Gestern Abend haben sich die Ärzte und der Schlichter gegen die Stimmen der Kassen geeinigt. Das Ergebnis führt zu einer Gesamtbelastung der Beitragszahler von mindestens 2,5 Milliarden Euro. Weil in dem entscheidenden Beschlussgremium, dem Erweiterten Bewertungsausschuss, mit einfacher Mehrheit entschieden werden kann, konnten die Kassen diese neuen Belastungen der Beitragszahler nicht verhindern.

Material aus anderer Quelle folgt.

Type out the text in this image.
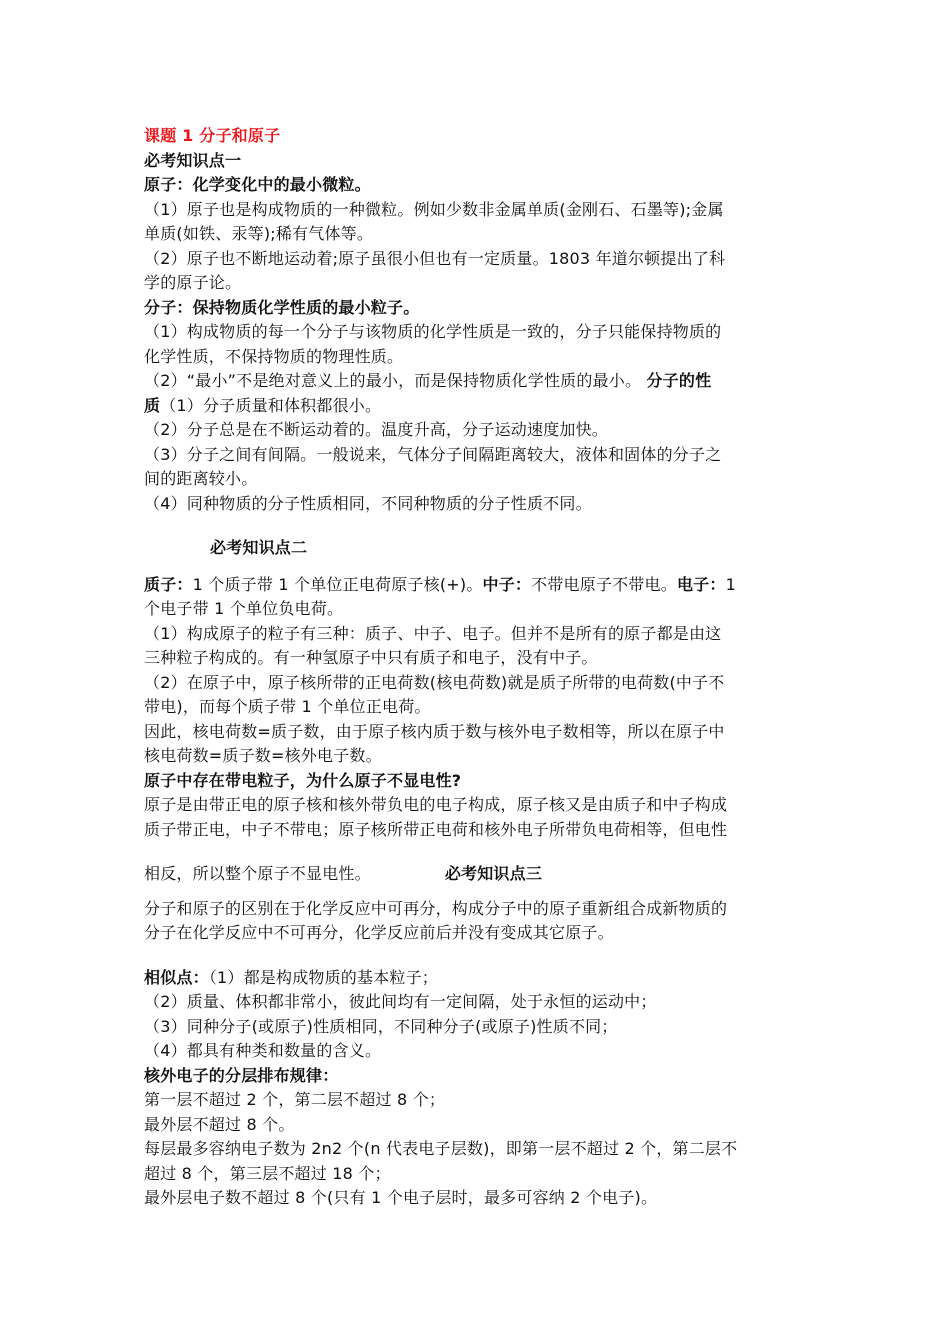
课题 1 分子和原子
必考知识点一
原子：化学变化中的最小微粒。
（1）原子也是构成物质的一种微粒。例如少数非金属单质(金刚石、石墨等);金属
单质(如铁、汞等);稀有气体等。
（2）原子也不断地运动着;原子虽很小但也有一定质量。1803 年道尔顿提出了科
学的原子论。
分子：保持物质化学性质的最小粒子。
（1）构成物质的每一个分子与该物质的化学性质是一致的，分子只能保持物质的
化学性质，不保持物质的物理性质。
（2）“最小”不是绝对意义上的最小，而是保持物质化学性质的最小。 分子的性
质（1）分子质量和体积都很小。
（2）分子总是在不断运动着的。温度升高，分子运动速度加快。
（3）分子之间有间隔。一般说来，气体分子间隔距离较大，液体和固体的分子之
间的距离较小。
（4）同种物质的分子性质相同，不同种物质的分子性质不同。
必考知识点二
质子：1 个质子带 1 个单位正电荷原子核(+)。中子：不带电原子不带电。电子：1
个电子带 1 个单位负电荷。
（1）构成原子的粒子有三种：质子、中子、电子。但并不是所有的原子都是由这
三种粒子构成的。有一种氢原子中只有质子和电子，没有中子。
（2）在原子中，原子核所带的正电荷数(核电荷数)就是质子所带的电荷数(中子不
带电)，而每个质子带 1 个单位正电荷。
因此，核电荷数=质子数，由于原子核内质于数与核外电子数相等，所以在原子中
核电荷数=质子数=核外电子数。
原子中存在带电粒子，为什么原子不显电性?
原子是由带正电的原子核和核外带负电的电子构成，原子核又是由质子和中子构成
质子带正电，中子不带电；原子核所带正电荷和核外电子所带负电荷相等，但电性
相反，所以整个原子不显电性。	必考知识点三
分子和原子的区别在于化学反应中可再分，构成分子中的原子重新组合成新物质的
分子在化学反应中不可再分，化学反应前后并没有变成其它原子。
相似点：（1）都是构成物质的基本粒子；
（2）质量、体积都非常小，彼此间均有一定间隔，处于永恒的运动中；
（3）同种分子(或原子)性质相同，不同种分子(或原子)性质不同；
（4）都具有种类和数量的含义。
核外电子的分层排布规律：
第一层不超过 2 个，第二层不超过 8 个；
最外层不超过 8 个。
每层最多容纳电子数为 2n2 个(n 代表电子层数)，即第一层不超过 2 个，第二层不
超过 8 个，第三层不超过 18 个；
最外层电子数不超过 8 个(只有 1 个电子层时，最多可容纳 2 个电子)。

„Dieser einmaligen Honorarerhöhung konnten und wollten die Krankenkassen nicht zustimmen. Die Chance für eine Qualitätsverbesserung in der ambulanten Versorgung wurde vertan. Nachdem die Politik durch ihre öffentlichen Zusagen den Verhandlungsspielraum auf ein kaum erträgliches Maß eingeschränkt hatte, ist sie nun in der Pflicht, ihre Zusage gegenüber den Beitragszahlern einzuhalten. Der Einheitsbeitrag muss von der Bundesregierung so festgesetzt werden, dass die Versorgung der Versicherten ohne Zusatzprämien finanziert werden kann. Es muss das erste und das letzte Mal gewesen sein, dass die Politik so massiv in die Verhandlungen zwischen Ärzten und Krankenkassen eingegriffen hat. Wir wollen kein staatliches Gesundheitswesen. Ich bin erstaunt, dass die Ärzte, die sich gerne als >freier Beruf< verstehen, immer nach dem Staat rufen, wenn es um ihr eigenes Einkommen geht“, so Johann-Magnus von Stackelberg, stellvertretender Vorsitzender des Vorstands des GKV-Spitzenverbandes und Verhandlungsführer der Krankenkassen.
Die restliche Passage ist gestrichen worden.